ROADSIDE blood transfusions have helped to save 18 lives in the North-East and Cumbria. Meet Neil Wilson, one of those who has benefited from the pioneering service.
Neil Wilson was cycling on his way home from work when he sustained catastrophic injuries after he collided with a car.
The father-of-two, from Berwick-Upon-Tweed, suffered a severe head injury, collapsed lung, fractured pelvis and broken arm at the incident which happened as the car made a right turn at the junction of the B6354, near Ford, on September 30.
The Great North Air Ambulance Service (GNAAS) was called to the scene by road paramedics. The aircrew arrived and anaesthetised Mr Wilson before performing an advanced surgical procedure and administering two units of blood at the roadside.
The 46-year-old, who is secretary at Berwick Wheelers Cycling Club, said: “The aircrew worked on me at the roadside for quite some time before I was ready to be flown to hospital.”
Once stabilised, he was transported to Newcastle’s Royal Victoria Infirmary within 17 minutes where he arrived in a critical condition.
Mr Wilson spent five weeks in hospital before being transferred to the Walkergate Park rehabilitation centre for a further two weeks.
Mr Wilson: “The fact that GNAAS now carry blood makes a huge difference between life and death.

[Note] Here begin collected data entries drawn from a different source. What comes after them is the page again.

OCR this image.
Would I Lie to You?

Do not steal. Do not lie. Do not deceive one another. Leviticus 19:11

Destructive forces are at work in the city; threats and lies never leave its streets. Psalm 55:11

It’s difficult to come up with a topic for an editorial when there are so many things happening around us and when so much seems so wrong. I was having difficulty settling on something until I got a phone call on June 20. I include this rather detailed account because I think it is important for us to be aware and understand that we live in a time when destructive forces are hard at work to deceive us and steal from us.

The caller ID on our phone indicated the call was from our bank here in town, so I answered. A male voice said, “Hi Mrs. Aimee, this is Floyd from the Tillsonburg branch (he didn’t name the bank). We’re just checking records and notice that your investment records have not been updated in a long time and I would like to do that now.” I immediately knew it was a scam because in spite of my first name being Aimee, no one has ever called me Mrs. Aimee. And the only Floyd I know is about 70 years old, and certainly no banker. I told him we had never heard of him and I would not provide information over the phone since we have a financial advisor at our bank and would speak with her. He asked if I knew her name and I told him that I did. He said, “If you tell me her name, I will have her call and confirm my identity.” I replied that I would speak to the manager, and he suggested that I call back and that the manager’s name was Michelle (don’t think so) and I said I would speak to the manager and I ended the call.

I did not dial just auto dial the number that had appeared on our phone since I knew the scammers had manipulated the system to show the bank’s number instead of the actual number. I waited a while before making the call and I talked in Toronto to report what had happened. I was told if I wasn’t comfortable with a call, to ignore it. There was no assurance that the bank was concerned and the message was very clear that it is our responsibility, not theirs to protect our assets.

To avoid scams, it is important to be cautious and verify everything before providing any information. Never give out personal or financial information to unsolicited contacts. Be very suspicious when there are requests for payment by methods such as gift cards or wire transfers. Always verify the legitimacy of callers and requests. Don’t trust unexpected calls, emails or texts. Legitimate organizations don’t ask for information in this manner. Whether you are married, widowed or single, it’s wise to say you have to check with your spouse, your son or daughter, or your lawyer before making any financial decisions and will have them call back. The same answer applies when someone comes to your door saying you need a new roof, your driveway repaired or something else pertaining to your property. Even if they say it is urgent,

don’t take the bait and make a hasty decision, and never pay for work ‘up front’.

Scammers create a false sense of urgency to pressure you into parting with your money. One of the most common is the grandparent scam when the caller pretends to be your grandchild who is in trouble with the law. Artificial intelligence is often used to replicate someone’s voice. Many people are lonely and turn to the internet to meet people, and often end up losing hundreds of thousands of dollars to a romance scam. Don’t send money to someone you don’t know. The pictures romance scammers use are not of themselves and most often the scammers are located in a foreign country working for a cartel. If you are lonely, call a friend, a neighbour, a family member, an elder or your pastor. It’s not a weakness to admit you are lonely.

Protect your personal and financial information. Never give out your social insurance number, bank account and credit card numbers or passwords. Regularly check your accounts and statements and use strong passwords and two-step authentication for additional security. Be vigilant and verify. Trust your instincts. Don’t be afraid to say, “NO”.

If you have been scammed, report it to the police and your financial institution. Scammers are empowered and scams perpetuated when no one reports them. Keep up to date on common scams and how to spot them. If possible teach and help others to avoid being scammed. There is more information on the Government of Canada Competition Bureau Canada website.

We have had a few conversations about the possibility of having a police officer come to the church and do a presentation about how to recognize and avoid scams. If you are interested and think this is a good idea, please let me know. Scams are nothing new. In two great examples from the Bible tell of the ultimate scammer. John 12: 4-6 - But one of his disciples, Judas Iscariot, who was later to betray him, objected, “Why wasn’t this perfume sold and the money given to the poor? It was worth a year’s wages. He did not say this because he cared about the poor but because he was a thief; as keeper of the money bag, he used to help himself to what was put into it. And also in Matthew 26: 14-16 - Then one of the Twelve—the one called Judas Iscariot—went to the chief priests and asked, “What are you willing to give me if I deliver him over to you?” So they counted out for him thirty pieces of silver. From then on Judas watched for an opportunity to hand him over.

“Paramedics who were first at the scene have told me that without the air ambulance I wouldn’t be where I am today. The outcome may well have been different.
“Although I still have a way to go, doctors expected my hospital stay to be far longer. They said if I wasn’t so fit, I might not have survived.
“It was a massive shock to all of my family but they have been a huge support. It has been a lot for them to deal with.
“GNAAS are phenomenal and blood is such an important element to the work that they do. No matter how fast the helicopter can go, without blood, life may be lost. It is a huge asset.”
Mr Wilson recently handed over more than £1,700 to the charity that was raised by Berwick Wheelers Cycling Club.